Reading the Whale Confirmation Coach output.
Most "AI signal" features narrate the score they just computed. The Whale Confirmation Coach does the opposite — it goes looking for evidence the score is wrong. When the framework says BULLISH but the verification layer says CONTRADICTED, the AI is usually right. Here's why, how to read the verdicts, and the case where the layer caught $435M of insider selling the framework had silently scored as bullish.
The closed-loop problem
Pre-v6.3, whale_sentiment worked like every other indicator: it read OBV, dark-pool proxies, block-trade detection, and unusual options activity, then output a 0-100 score. That score showed up in the per-ticker card as a chip and got fed back into the AI thesis prompt. The AI would then narrate the score back. "Whale sentiment is bullish at 78/100, supported by rising OBV and elevated block-trade activity."
The problem isn't that the narration was wrong. The narration was always faithful to the input. The problem is that the input had nowhere to be checked against. If whale_sentiment.py missed something — a Form 4 filing, a 13D position change, a sector-wide dark-pool divergence the proxy didn't model — the score never knew. The AI happily restated the gap.
That's a closed loop. And closed loops are what kill traders who use signal stacks: every layer sounds confident because every layer is reading the same partial truth.
What the verification layer actually does
v6.3 added a separate prompt that runs after the framework score is computed. The Whale Confirmation Coach takes the framework's verdict — say, "BULLISH 78" — and says: "go check that against the world." It runs Anthropic web_search against:
- SEC filings — Form 4 insider transactions, 13D/13G institutional positions, S-1 / 10-Q filings tagged in the last 90 days.
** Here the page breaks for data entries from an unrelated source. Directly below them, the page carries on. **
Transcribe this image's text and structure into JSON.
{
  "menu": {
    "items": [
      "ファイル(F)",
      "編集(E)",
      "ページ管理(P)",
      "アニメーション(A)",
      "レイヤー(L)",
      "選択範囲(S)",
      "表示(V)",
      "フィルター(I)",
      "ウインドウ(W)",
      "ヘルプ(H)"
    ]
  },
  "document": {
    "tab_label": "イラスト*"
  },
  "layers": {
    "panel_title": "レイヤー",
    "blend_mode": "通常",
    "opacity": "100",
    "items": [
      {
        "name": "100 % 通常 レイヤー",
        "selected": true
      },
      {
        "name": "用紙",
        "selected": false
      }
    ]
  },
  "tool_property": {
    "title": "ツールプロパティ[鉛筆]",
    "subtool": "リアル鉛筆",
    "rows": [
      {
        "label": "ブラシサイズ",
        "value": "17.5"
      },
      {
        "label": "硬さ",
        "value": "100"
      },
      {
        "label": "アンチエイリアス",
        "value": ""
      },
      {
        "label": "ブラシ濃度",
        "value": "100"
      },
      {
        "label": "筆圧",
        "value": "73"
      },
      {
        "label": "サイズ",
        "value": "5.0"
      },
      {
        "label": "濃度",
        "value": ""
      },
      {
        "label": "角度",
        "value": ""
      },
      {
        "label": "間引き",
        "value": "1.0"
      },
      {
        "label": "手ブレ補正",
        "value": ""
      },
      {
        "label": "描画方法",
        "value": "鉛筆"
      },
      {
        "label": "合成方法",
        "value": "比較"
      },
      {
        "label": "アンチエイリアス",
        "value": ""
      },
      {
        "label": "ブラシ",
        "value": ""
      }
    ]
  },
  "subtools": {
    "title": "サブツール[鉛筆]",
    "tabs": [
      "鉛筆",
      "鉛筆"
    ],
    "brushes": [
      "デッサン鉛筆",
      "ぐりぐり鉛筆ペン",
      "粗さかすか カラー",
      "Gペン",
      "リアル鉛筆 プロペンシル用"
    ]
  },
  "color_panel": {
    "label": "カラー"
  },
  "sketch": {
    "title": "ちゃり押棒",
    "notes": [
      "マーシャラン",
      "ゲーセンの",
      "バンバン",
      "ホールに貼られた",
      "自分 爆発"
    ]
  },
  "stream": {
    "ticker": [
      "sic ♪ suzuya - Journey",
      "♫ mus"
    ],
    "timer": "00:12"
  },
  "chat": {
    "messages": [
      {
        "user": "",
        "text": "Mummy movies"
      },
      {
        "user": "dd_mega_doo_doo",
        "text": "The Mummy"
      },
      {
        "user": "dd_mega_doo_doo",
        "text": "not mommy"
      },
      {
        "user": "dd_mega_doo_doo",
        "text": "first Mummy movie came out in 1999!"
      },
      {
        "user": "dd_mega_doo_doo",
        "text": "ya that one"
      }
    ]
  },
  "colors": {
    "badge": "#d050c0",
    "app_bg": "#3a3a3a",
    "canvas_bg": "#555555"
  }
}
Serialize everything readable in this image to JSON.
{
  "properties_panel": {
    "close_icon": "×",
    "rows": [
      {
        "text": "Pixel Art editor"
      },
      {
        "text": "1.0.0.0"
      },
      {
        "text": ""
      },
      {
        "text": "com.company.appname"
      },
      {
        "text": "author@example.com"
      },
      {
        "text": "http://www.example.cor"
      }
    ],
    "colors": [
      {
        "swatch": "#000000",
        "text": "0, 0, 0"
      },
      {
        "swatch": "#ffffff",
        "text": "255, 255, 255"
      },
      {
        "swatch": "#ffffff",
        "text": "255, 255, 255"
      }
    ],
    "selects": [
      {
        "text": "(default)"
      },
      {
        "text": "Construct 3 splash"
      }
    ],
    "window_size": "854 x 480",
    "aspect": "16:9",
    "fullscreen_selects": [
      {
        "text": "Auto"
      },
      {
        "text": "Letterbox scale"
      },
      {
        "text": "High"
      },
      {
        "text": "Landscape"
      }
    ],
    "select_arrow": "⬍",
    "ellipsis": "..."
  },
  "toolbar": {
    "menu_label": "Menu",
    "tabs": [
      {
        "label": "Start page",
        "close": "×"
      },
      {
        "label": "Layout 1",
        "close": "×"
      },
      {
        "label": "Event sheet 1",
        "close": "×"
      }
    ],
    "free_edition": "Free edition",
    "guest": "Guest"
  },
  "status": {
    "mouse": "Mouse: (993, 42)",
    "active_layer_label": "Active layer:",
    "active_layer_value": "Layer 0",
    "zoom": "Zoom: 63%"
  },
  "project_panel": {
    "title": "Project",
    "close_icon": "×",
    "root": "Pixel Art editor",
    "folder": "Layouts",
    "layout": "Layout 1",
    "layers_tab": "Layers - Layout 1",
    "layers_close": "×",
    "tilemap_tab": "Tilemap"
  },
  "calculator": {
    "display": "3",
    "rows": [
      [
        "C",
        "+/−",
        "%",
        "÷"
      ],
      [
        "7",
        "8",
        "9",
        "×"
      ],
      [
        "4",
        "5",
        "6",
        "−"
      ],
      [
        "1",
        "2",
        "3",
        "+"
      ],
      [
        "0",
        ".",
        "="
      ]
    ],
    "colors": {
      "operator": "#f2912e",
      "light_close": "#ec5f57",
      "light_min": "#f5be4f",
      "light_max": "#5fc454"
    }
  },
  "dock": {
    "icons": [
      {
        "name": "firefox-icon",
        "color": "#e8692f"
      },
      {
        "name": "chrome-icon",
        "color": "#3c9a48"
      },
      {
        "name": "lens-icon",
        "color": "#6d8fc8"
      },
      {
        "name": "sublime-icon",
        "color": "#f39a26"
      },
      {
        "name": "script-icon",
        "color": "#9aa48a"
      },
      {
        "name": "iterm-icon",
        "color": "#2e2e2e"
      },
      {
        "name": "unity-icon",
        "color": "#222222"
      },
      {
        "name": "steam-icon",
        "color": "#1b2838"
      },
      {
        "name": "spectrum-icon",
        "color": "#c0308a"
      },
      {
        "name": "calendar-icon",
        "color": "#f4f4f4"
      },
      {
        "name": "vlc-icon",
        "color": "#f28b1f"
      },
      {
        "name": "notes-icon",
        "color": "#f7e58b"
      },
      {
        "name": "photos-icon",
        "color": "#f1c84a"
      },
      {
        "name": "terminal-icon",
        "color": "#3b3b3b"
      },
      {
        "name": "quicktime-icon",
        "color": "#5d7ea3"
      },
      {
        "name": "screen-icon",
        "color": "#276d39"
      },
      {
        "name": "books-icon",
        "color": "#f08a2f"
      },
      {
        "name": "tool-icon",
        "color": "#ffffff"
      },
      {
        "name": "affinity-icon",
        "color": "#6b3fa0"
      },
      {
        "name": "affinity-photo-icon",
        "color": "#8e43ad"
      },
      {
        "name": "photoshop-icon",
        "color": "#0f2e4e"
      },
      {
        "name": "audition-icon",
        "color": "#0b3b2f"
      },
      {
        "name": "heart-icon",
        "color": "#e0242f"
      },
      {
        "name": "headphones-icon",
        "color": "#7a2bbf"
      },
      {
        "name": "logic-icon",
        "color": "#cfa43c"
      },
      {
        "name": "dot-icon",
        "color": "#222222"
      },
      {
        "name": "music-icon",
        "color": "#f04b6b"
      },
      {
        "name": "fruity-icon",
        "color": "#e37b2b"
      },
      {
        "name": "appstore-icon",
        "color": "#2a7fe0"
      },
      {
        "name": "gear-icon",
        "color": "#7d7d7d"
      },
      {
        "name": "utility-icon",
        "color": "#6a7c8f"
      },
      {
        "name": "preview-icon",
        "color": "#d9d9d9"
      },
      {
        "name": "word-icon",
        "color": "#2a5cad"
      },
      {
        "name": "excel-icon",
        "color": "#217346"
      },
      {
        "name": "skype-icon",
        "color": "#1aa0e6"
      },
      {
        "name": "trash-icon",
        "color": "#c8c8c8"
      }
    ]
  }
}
- Dark-pool reports — published aggregates from FINRA TRF, Cboe LULD, off-exchange print attribution.
- Analyst sentiment — published price target changes and rating moves in the last 30 days.
- Sector flow — material 13F changes in the same theme bucket, in case sector rotation is driving what the per-ticker score reads as ticker-specific.
Then it returns one of three verdicts:
- CONFIRMED — outside evidence agrees with the framework score.
- CONFLICT — outside evidence partially contradicts; some sources agree, some don't.
- WEAK SIGNAL — outside evidence is sparse or inconclusive; the framework score is functionally undocumented.
Plus an agreement percentage (0-100) that quantifies how much of the cited evidence supports the framework score, and a list of citations — actual links to the SEC pages, FINRA reports, and analyst notes the AI cross-checked.
How to read the agreement %
The agreement percent is not a confidence score. It's a corroboration density. Read it like this:
| Agreement % | Reading | Action |
|---|---|---|
| ≥ 75% | Multiple independent sources align with the framework score. | Treat the framework score as load-bearing. Size normally. |
| 50-74% | Sources are mixed. Some real evidence both ways. | Read the citations. Often the AI surfaces a real concern (insider selling alongside institutional buying). Reduce size or wait. |
| 25-49% | Most sources lean against the framework score. | The framework is probably reading a partial signal. Don't size up on this one. |
| < 25% | Outside evidence broadly contradicts. | Skip the trade or scale into a hedge. The framework's reading the noise. |
The math floor is 50%. Below it, the verification layer is telling you the per-ticker indicators are out of phase with what the larger market is doing — which is the dangerous regime, not the obviously-bullish one.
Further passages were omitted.